From the Goodness-of-fit and Linearity tests conducted, the doubly constrained SIM consistently outperformed origin-constrained and destination-constrained SIMs. This suggests that:

  • The simplicity of the model is effective in capturing underlying patterns in the data. Despite having fewer variables compared to the other two models, the doubly-constrained SIM achieved better performance – thus indicating that the additional complexity of the other models may not necessarily improve the explanatory power of the models.

  • Distance between TAZs is thus the key explanatory variable influencing number of trips during Weekday Evening Peak Periods, where shorter distances tend to lead to higher number of trips. Even in the origin and destination-constrained models, distance had the highest negative association (around -0.79); this figure represents the effect of a unit of increase in distance on the expected number of trips. When we compare the top 10 trips by distance versus number of trips below, we see that the most frequent trips by passenger volume are ~10 times shorter in distance than the least popular trips:

Most popular trips recorded an average distance of ~3500m

code block
od_data_dist %>%
  st_drop_geometry() %>%
  arrange(desc(weekday_pm_trips)) %>%
  mutate(
    distance = round(distance,0)
  ) %>%
  slice_head(n = 10) %>%
  select(
    origin_hex,
    dest_hex,
    weekday_pm_trips,
    distance
  ) %>%
  datatable()

Least popular trips recorded an average distance of ~37000m

code block
od_data_dist %>%
  st_drop_geometry() %>%
  arrange(desc(distance)) %>%
  mutate(
    distance = round(distance,0)
  ) %>%
  slice_head(n = 15) %>%
  select(
    origin_hex,
    dest_hex,
    weekday_pm_trips,
    distance
  ) %>%
  datatable()
  • However, it is not indicative that the origin-constrained and destination-constrained SIMs are not valid, or that other variables have no explanatory value. There is a need for further calibration of the model, such as including data from a longer time-range sample (over 6 months)

  • The explanatory variables used for the SIMs are related to the quantity of specific types of facilities within each TAZ, but does not account for the quality of these features.
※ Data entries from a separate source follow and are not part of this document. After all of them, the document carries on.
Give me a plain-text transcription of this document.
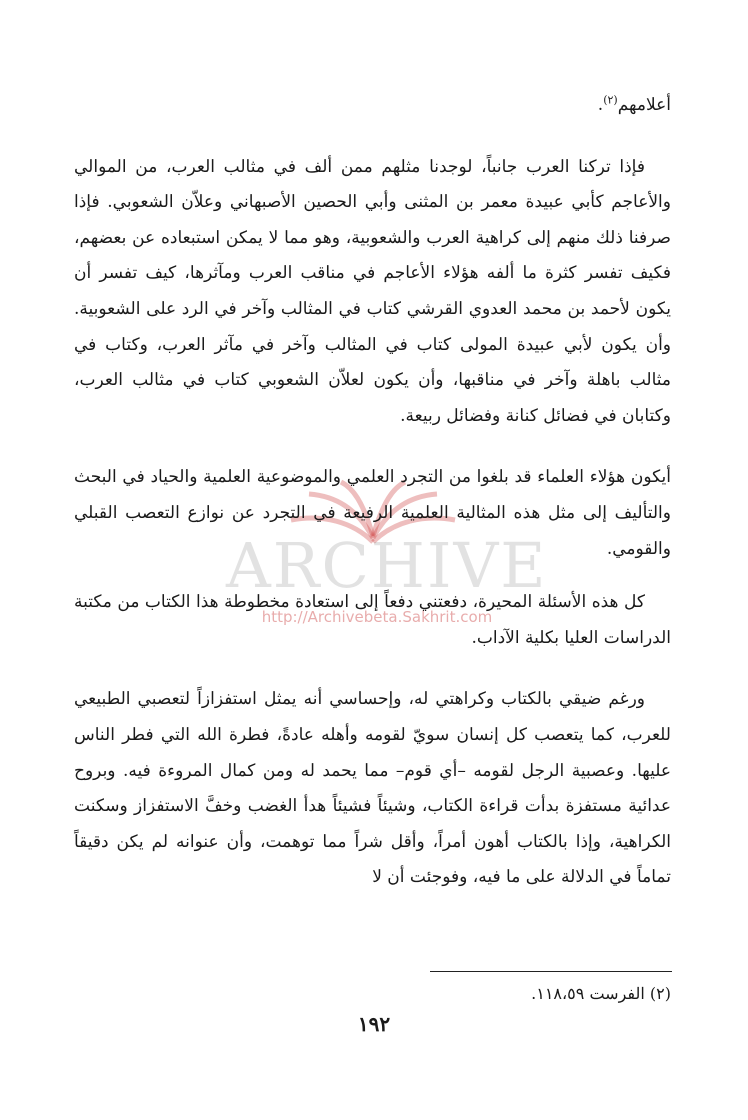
ARCHIVE
http://Archivebeta.Sakhrit.com

أعلامهم$^{(٢)}$.

فإذا تركنا العرب جانباً، لوجدنا مثلهم ممن ألف في مثالب العرب، من الموالي والأعاجم كأبي عبيدة معمر بن المثنى وأبي الحصين الأصبهاني وعلاّن الشعوبي. فإذا صرفنا ذلك منهم إلى كراهية العرب والشعوبية، وهو مما لا يمكن استبعاده عن بعضهم، فكيف تفسر كثرة ما ألفه هؤلاء الأعاجم في مناقب العرب ومآثرها، كيف تفسر أن يكون لأحمد بن محمد العدوي القرشي كتاب في المثالب وآخر في الرد على الشعوبية. وأن يكون لأبي عبيدة المولى كتاب في المثالب وآخر في مآثر العرب، وكتاب في مثالب باهلة وآخر في مناقبها، وأن يكون لعلاّن الشعوبي كتاب في مثالب العرب، وكتابان في فضائل كنانة وفضائل ربيعة.

أيكون هؤلاء العلماء قد بلغوا من التجرد العلمي والموضوعية العلمية والحياد في البحث والتأليف إلى مثل هذه المثالية العلمية الرفيعة في التجرد عن نوازع التعصب القبلي والقومي.

كل هذه الأسئلة المحيرة، دفعتني دفعاً إلى استعادة مخطوطة هذا الكتاب من مكتبة الدراسات العليا بكلية الآداب.

ورغم ضيقي بالكتاب وكراهتي له، وإحساسي أنه يمثل استفزازاً لتعصبي الطبيعي للعرب، كما يتعصب كل إنسان سويّ لقومه وأهله عادةً، فطرة الله التي فطر الناس عليها. وعصبية الرجل لقومه –أي قوم– مما يحمد له ومن كمال المروءة فيه. وبروح عدائية مستفزة بدأت قراءة الكتاب، وشيئاً فشيئاً هدأ الغضب وخفَّ الاستفزاز وسكنت الكراهية، وإذا بالكتاب أهون أمراً، وأقل شراً مما توهمت، وأن عنوانه لم يكن دقيقاً تماماً في الدلالة على ما فيه، وفوجئت أن لا

(٢) الفرست ١١٨،٥٩.
١٩٢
More qualitative data such as types of shops in retail areas or popularity of F&B joints could be considered as other factors

  • Spatial Interaction Models assume independence among observations in each TAZ, and does not consider the relative attractiveness or propulsiveness of the neighbouring areas. Further spatial econometrics modifications could be made to the SIMs by adding weighted metrics to understand the relative influence of the neighborhood on the TAZs.